Au vu de l’ensemble des considérations qui précèdent, il n’est pas établi que le Conseil, avant l’adoption des actes attaqués, se soit assuré du respect, par l’administration judiciaire ukrainienne, des droits de la défense et du droit à une protection juridictionnelle effective du requérant dans le cadre des procédures pénales sur lesquelles il s’est fondé. Il s’ensuit que, en décidant de maintenir le nom du requérant sur la liste, le Conseil a commis une erreur d’appréciation.

112

Dans ces circonstances, il y a lieu d’annuler les actes attaqués en tant qu’ils visent le requérant, sans qu’il soit nécessaire d’examiner les autres moyens et arguments soulevés par ce dernier.

113

Au regard de la demande présentée par le Conseil à titre subsidiaire (voir point 50, deuxième tiret, ci-dessus) tendant, en substance, au maintien des effets de la décision 2021/394 jusqu’à l’expiration du délai prévu pour l’introduction d’un pourvoi visant le présent arrêt, en tant qu’il annulerait le règlement d’exécution 2021/391 dans la mesure où il concerne le requérant et, au cas où un pourvoi serait introduit à cet égard, jusqu’à la décision statuant sur celui-ci, il suffit de relever que la décision 2021/394 n’a produit d’effets que jusqu’au 6 septembre 2021. Par conséquent, l’annulation de celle-ci par le présent arrêt n’a pas de conséquence sur la période postérieure à cette date, de sorte qu’il n’est pas nécessaire de se prononcer sur la question du maintien des effets de cette décision (voir, en ce sens, arrêt du 23 septembre 2020, Arbuzov/Conseil, T‑289/19, non publié, EU:T:2020:445, point 98 et jurisprudence citée).

Sur les dépens

114

Aux termes de l’article 134, paragraphe 1, du règlement de procédure, toute partie qui succombe est condamnée aux dépens, s’il est conclu en ce sens.
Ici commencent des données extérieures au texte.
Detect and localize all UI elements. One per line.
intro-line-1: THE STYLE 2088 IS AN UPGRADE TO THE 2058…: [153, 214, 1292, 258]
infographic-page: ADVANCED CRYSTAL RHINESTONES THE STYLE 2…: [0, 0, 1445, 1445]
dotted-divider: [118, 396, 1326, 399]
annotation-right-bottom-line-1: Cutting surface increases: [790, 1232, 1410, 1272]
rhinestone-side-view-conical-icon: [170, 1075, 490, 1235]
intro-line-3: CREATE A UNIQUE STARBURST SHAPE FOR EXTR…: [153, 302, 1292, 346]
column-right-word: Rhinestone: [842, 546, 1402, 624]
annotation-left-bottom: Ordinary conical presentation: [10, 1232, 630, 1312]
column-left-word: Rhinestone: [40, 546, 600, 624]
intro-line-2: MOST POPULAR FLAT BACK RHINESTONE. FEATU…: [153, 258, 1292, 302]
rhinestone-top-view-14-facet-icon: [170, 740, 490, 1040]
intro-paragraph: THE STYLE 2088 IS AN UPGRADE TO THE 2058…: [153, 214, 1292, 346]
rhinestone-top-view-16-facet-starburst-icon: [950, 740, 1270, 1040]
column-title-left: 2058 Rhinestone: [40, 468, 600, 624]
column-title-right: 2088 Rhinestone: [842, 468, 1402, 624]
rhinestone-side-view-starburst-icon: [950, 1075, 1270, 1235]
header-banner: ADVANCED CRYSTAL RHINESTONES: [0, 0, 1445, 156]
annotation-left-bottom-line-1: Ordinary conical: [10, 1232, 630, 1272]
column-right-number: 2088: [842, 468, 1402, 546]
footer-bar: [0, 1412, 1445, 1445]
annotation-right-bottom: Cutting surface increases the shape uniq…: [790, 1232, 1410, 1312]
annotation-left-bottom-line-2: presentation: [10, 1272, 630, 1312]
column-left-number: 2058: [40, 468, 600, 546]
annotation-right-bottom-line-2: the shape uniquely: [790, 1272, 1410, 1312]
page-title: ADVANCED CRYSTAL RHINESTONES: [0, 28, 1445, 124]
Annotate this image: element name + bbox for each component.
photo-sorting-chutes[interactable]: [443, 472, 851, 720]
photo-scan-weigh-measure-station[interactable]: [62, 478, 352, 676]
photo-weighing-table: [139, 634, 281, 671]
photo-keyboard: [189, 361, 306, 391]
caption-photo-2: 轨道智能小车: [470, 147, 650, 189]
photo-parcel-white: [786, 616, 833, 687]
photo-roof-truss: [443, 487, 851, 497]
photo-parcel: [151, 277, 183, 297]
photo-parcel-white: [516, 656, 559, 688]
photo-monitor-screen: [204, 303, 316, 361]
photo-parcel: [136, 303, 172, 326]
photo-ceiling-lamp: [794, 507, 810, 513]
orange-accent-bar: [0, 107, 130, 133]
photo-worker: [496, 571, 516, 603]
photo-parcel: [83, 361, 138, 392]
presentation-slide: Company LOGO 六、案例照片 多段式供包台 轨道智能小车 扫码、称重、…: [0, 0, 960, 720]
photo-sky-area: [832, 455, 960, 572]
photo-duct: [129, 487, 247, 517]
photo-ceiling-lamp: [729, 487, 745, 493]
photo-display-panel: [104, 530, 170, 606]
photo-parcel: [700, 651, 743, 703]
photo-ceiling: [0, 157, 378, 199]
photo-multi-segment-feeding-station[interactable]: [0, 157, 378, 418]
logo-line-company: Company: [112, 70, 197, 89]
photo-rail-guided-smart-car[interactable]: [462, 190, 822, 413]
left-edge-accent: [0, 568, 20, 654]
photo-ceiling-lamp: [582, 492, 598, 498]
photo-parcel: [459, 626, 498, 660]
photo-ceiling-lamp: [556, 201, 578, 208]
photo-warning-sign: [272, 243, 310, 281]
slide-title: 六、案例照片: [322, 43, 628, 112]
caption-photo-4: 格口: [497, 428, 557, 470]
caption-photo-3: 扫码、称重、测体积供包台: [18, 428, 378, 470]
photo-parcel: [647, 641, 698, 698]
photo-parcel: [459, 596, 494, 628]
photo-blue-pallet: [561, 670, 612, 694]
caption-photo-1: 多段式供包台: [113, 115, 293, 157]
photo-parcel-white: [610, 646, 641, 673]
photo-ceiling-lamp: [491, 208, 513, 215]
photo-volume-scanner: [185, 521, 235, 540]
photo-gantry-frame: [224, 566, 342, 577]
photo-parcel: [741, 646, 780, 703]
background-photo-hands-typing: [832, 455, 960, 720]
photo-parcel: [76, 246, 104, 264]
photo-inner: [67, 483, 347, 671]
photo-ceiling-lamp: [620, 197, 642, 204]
Le Conseil ayant succombé, il y a lieu de le condamner aux dépens, conformément aux conclusions du requérant.

 

Par ces motifs,

LE TRIBUNAL (cinquième chambre)

déclare et arrête :

 

1)

La décision (PESC) 2021/394 du Conseil, du 4 mars 2021, modifiant la décision 2014/119/PESC concernant des mesures restrictives à l’encontre de certaines personnes, de certaines entités et de certains organismes au regard de la situation en Ukraine, et le règlement d’exécution (UE) 2021/391 du Conseil, du 4 mars 2021, mettant en œuvre le règlement (UE) no 208/2014 concernant des mesures restrictives à l’encontre de certaines personnes, de certaines entités et de certains organismes eu égard à la situation en Ukraine, sont annulés dans la mesure où le nom de M. Oleksandr Viktorovych Klymenko a été maintenu sur la liste des personnes, des entités et des organismes auxquels s’appliquent ces mesures restrictives.

 

2)

Le Conseil de l’Union européenne est condamné aux dépens.

 

Spielmann

Mastroianni

Brkan

Ainsi prononcé en audience publique à Luxembourg, le 21 décembre 2021.

Le greffier

E. Coulon

Le président

M. van der Woude


( *1 ) Langue de procédure : le français.